I want to make it abundantly clear that in this community (spoonbreadtube@slrpnk.net ), we believe:
- Trans men are men
- Trans women are women
- Nonbinary people are real and valid
- Intersex people do not need to be medically corrected unless that is what they choose for themselves
- No one's identity is defined by surgery or lack thereof, but instead on their own experienced identity
We request that you respect others and their lived experiences regardless of what your preconception of who they should be are. Please look at them with both your observing eye and your assessing eye and meet them where they are.

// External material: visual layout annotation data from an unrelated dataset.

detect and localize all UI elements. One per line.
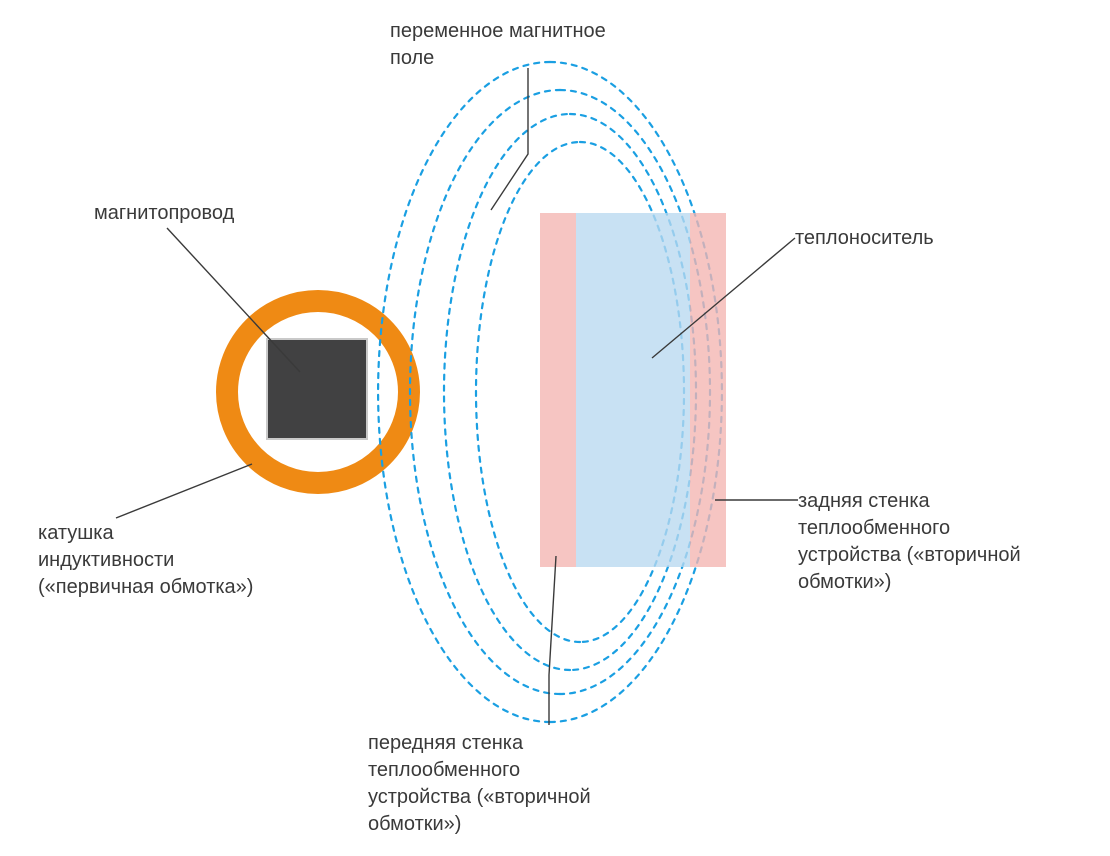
field-ellipse-1 [410, 90, 560, 694]
label-field: переменное магнитное поле [390, 18, 606, 72]
leader-coil [116, 464, 252, 518]
label-front: передняя стенка теплообменного устройств… [368, 730, 591, 838]
label-coil: катушка индуктивности («первичная обмотк… [38, 520, 253, 601]
heatex-front-wall [540, 213, 576, 567]
heatex-group [540, 213, 726, 567]
diagram-canvas [0, 0, 1110, 856]
label-back: задняя стенка теплообменного устройства … [798, 488, 1021, 596]
magnet-core [267, 339, 367, 439]
label-core: магнитопровод [94, 200, 234, 227]
label-coolant: теплоноситель [795, 225, 934, 252]
heatex-back-wall [690, 213, 726, 567]
leader-field [491, 68, 528, 210]
heatex-coolant [576, 213, 690, 567]
leader-front [549, 556, 556, 725]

I also please ask that people be cognizant of that our modern day understandings of the world we exist in does not always match our past experiences. 27 years have passed since this documentary was produced. In that time the primary setting for this documentary, Harlan County Kentucky, 16% of the county still awaits its first access to the internet.

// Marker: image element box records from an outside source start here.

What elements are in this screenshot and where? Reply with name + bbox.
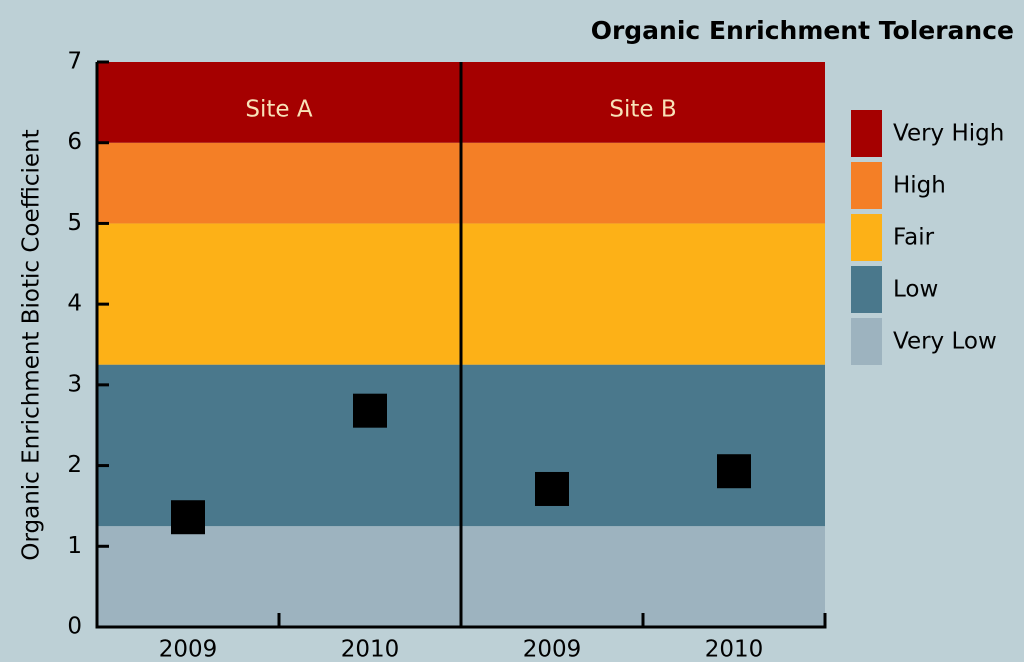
legend-label: Fair (893, 225, 935, 251)
y-tick-label: 6 (67, 129, 82, 155)
x-tick-label: 2010 (705, 637, 764, 662)
legend-label: Low (893, 277, 938, 303)
y-tick-label: 7 (67, 49, 82, 75)
legend-label: Very High (893, 121, 1004, 147)
y-tick-label: 4 (67, 291, 82, 317)
data-point (535, 471, 569, 506)
data-point (353, 393, 387, 428)
y-tick-label: 1 (67, 533, 82, 559)
legend-swatch (851, 162, 882, 209)
legend-label: Very Low (893, 329, 997, 355)
legend-swatch (851, 110, 882, 157)
x-tick-label: 2010 (341, 637, 400, 662)
y-tick-label: 2 (67, 452, 82, 478)
y-tick-label: 5 (67, 210, 82, 236)
x-tick-label: 2009 (159, 637, 218, 662)
y-axis-label: Organic Enrichment Biotic Coefficient (19, 129, 45, 560)
legend-swatch (851, 318, 882, 365)
legend-label: High (893, 173, 946, 199)
panel-title: Site B (609, 97, 676, 123)
panel-title: Site A (245, 97, 312, 123)
y-tick-label: 3 (67, 371, 82, 397)
x-tick-label: 2009 (523, 637, 582, 662)
data-point (171, 500, 205, 535)
legend-swatch (851, 214, 882, 261)
legend-title: Organic Enrichment Tolerance (591, 16, 1014, 45)
y-tick-label: 0 (67, 614, 82, 640)
data-point (717, 454, 751, 489)
legend-swatch (851, 266, 882, 313)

That said, I would like to also point out that in 1999 the people making this documentary were using LGBTQ terminology, putting them considerably ahead of most of the rest of the country who came around on that about 10 years later. The point I'm trying to make is that information that really matters reaches people at different times. I do not want anyone looking at this and seeing the backwards Appalachian stereotype without also taking a moment to see the ways that this group was also progressive.
Understanding the threats of gun violence
I also do not want to say any of that and belittle any of the hardcore trauma that is discussed in this documentary. Lord knows I've known people who experienced some of that themselves. One of my classmates growing up moved to my hometown after his mom threatened to shoot him dead where he stood for being bisexual. The main thing I want to convey to people is how much strength it takes for anyone to be themselves. It can be easy to take this for granted, but across the world people who identify as queer live in defiance of hierarchies that threaten them. I am incredibly proud to count myself amongst that number even if I live in a part of Appalachia that is more accepting of me than has been the norm in Eastern Kentucky.
All of that said, me and some friends once went to Rowan County to get a marriage license because sometimes joy is an act of defiance and we needed the county clerk there to see that we're unbreakable.